L'homme d'aujourd'hui ne veut pas s'arrêter de penser, mais, il me semble, il a ajouté une coquetterie, s'écarter du fil qui relie les pensées depuis les origines, ne pas se répéter, rejoignant l'art, tel qu'il est devenu en Occident, obsédé de non-répétition. Une partie de la pensée d'aujourd'hui s'emploie à "déconstruire" les constructions du passé. Pour autant, je n'applique pas le mimétisme ou la violence mimétique aux destructions de vestiges de Palmyre et d'ailleurs au Moyen Orient. Elles ressortent d'une utopie rétrograde. Reprendre de zéro une histoire qui s'est trop vite essoufflée.

Ne faisons nous pas de même, quand nous nous affolons de notre propre histoire, de celle de notre civilisation, lancée contre une série de murs? Quand nous doutons de notre capacité à nous adapter positivement à un changement climatique dont nous accusons "les autres"? Ne voyons-nous pas notre avenir comme un suicide collectif, nécessaire, "incontournable"?

Que cette perspective nous rende méchants est logique. Elle relève d'une rumination négative, d'un procès de l'homme, avec des procureurs, des juges, mais pas d'avocats!
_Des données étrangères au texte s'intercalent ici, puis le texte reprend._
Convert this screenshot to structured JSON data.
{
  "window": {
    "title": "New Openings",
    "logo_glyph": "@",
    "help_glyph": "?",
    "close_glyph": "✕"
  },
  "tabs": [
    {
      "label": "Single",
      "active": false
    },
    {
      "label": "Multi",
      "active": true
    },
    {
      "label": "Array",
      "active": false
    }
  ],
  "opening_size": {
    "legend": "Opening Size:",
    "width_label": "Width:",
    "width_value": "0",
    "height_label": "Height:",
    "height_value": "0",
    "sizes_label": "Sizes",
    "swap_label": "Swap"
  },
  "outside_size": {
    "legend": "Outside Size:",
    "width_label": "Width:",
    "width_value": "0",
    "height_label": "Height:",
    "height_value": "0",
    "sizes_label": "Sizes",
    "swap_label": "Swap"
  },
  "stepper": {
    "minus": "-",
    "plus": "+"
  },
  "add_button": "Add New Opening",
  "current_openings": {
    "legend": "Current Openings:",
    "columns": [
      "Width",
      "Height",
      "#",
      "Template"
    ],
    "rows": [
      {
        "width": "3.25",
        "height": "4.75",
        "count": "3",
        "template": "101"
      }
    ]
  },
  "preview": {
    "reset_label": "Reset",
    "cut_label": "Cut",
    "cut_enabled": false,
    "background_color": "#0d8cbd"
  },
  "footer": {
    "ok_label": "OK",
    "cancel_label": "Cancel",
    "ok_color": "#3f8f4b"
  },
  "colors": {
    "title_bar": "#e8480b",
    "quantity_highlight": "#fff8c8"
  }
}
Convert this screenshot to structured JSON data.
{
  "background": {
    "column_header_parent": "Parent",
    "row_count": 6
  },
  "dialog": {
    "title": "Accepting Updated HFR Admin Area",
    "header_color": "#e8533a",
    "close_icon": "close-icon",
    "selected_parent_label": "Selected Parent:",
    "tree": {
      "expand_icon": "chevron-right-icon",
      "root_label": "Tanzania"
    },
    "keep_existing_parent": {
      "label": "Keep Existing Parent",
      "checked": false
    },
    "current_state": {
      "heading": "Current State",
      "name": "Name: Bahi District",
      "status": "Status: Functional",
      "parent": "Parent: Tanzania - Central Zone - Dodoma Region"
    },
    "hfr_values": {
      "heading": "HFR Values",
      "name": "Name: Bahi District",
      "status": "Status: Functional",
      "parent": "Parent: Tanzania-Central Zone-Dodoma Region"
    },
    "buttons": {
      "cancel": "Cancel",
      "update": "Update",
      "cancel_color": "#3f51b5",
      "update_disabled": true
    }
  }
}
Ce que l'homme peut concevoir, aucune bête ne pourrait le faire.

Il y a, bien sûr, des situations de panique, affectant des foules, qui se piétinent mutuellement, tuant ceux qui sont tombés. On ne peut pas se vanter de cette capacité, qui nous renvoie à notre animalité. Mais cette capacité de nous transformer en moutons ou en chevaux affolés signifie que nous pouvons "perdre la tête", tomber dans la "violence mimétique". C'est une régression, pas un point d'arrivée.

Sceptique

*Je pense que l'animisme est le premier modèle de la pensée religieuse. L'homme ne peut se penser mort. Il conçoit donc la survie de l'esprit des morts, et leur attribue les satisfactions (récompenses) ou les difficultés (punitions) qu'il éprouve. Les formes suivantes de la religiosité sont les attributions spécifiques des bienfaits et des malheurs à une divinité qui exprime sa satisfaction ou sa colère. L'évolution vers le monothéisme est une projection de l'évolution des sociétés humaines, plus nombreuses et hiérarchisées. L'homme lie dans le ciel ce qui est lié sur la terre.